If you’re visiting Iloilo and you have at least a day off, you might as well cross to Guimaras Island, which is just a 15-minute pumpboat ride from the Parola or Ortiz Wharves in Iloilo City.
I came with four other companions from Ateneo High School: Hanna, Susan, Ems, and Cyrus. We went to Iloilo with a purpose: to prepare for next school year’s educational trip and pilgrimage. We want to see the places that have educational and spiritual values for our students to imbibe. And we allotted one day for Guimaras Island; the Ortiz wharf was just a block away from the Jesuits’ Sta. Maria Parish in General Blanco Street.
We then negotiated a boat ride to the Jordan Terminal in Guimaras.

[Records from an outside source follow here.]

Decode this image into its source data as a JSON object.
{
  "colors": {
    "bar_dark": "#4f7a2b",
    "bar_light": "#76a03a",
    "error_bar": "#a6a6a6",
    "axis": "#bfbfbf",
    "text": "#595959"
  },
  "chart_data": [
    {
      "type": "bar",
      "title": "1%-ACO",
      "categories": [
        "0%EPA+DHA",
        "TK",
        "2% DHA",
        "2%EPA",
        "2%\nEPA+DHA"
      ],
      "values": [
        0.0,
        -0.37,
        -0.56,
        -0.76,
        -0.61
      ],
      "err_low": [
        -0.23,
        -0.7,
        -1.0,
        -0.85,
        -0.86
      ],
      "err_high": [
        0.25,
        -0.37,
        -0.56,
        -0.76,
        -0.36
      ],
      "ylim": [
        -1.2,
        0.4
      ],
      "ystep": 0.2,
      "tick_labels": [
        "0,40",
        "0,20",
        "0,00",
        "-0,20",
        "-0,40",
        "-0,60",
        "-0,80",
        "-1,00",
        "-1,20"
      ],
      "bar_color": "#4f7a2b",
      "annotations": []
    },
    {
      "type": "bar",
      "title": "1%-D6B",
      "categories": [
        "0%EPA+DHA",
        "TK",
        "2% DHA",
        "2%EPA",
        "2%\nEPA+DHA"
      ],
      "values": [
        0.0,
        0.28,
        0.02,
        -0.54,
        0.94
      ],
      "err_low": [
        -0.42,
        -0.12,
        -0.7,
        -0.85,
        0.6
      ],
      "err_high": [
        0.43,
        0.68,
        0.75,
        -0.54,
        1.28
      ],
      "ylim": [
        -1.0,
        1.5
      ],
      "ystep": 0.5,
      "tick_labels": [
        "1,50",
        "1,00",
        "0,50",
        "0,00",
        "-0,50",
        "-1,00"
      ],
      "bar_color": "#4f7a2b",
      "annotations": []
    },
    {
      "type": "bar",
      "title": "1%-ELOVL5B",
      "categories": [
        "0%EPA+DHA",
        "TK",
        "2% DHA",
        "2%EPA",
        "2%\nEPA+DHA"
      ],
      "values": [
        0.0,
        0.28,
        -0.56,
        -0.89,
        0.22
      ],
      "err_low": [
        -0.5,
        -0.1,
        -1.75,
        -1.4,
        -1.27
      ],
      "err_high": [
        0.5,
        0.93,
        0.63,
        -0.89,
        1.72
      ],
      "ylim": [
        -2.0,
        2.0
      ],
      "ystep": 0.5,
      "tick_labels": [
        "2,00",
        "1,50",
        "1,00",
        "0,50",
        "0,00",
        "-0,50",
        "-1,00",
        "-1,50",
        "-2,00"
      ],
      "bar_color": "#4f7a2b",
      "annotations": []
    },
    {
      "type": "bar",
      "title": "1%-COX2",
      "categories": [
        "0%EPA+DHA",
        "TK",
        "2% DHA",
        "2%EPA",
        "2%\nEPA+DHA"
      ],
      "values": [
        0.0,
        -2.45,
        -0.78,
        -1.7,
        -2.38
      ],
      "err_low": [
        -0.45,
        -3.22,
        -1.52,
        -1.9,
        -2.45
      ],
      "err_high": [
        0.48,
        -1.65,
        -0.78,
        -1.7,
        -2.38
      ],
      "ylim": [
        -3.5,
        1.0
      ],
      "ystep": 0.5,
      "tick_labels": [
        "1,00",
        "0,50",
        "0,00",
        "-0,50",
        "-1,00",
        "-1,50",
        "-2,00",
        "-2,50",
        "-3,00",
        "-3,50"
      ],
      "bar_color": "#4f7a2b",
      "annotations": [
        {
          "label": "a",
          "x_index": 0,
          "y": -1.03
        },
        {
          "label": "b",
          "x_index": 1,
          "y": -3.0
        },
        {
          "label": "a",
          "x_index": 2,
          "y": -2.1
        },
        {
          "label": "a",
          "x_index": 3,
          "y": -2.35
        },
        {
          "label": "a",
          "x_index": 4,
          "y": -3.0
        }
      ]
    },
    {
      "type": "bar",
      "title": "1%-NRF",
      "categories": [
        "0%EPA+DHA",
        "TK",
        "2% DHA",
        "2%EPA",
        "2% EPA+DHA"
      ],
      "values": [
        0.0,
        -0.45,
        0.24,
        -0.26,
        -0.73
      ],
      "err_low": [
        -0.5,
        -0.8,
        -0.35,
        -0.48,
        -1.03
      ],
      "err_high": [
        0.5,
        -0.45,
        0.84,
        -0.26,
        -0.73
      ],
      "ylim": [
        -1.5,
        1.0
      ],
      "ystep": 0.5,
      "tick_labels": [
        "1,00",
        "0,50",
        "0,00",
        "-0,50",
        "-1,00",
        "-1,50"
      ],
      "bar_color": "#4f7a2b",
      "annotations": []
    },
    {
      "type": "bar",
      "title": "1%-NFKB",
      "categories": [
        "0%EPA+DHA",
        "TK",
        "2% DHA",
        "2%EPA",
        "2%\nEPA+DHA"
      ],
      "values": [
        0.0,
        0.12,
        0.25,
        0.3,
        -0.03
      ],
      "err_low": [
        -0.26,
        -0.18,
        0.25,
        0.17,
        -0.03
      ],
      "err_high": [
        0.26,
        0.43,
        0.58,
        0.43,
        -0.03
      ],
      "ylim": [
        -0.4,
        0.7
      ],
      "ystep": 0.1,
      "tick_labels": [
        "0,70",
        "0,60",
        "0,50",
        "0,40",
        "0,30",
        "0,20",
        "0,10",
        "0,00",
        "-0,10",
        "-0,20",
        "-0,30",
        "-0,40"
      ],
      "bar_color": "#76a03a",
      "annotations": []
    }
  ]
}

Upon docking, we were ushered into the office of the island’s Department of Tourism.
The Jordan Guest Assistance Center (call 0999-332-1727) helped us in everything we needed to know. We were very much impressed. They had standard rates for multi-cabs or vans and their drivers had been trained to be tour guides as well. The people of the island were friendly and trust-worthy.
Let me share our one day tour of the island. The places we visited were limited but there were more things to enjoy in the island than what we were able to see. There were resorts and diving areas, historical and religious sites, ecological and adventure trips, and festivals and events. Best of all, you could taste their world-renown mangoes, the only variety shipped to the US and Japan.
Mango trees grow like vegetables in the island.
Here’s where we went (I hope my students will be more excited to join the trip next school year):
The Guimaras Windmills
The Provincial Tourism Office said that this is their newest attraction. And true enough: the windmills have been installed for just about a year. The windmills harness wind power to provide electricity to both Guimaras and Iloilo.
Today, the windmills have become part of the Guimaras landscape.
The Pit Stop Restaurant in Buenavista.
You can try what we ordered.
Mixed Fruit Drink
Our Lady of the Philippines Trappist Monastery.
The Order of Cistercians of the Strict Observance (OCSO), also known as the Trappists, is a contemplative religious order consisting of monasteries for nuns and monasteries for monks. The Trappists in Guimaras is a community of monks. They live under the Rule of St. Benedict and all of their monasteries are dedicated to the Blessed Virgin Mary. In the Philippines, they have dedicated their monastery to Our Lady of the Philippines.
The Trappist Monastery in Guimaras is perfect for those who would like to spend some moments of quiet contemplation and prayer. And you can also support them by buying their products at their store. The Trappists run a program for the indigenous people of Guimaras.
The Guisi Lighthouse
The Guisi Lighthouse is a historical site. It dates back to the 18th century where it has served seafarers plying the Guimaras Strait. Though dilapidated and badly needing maintenance, the Guisi lighthouse could be a haven for the culture vultures.
If you’re disappointed with the Ruins of the Guisi Lighthouse and the adjacent station, you can always trek down the cove where the waters are clear and ideal for swimming.
Alobijod Cove Resort
This resort is just beside the Raymen Beach Resort. However, the Alobijod Resort has less people. Both Raymen and Alobijod share the same beach. We plan to bring our students here after the Guimaras tour to unwind before heading back to the Ferry Terminal in the town of Jordan.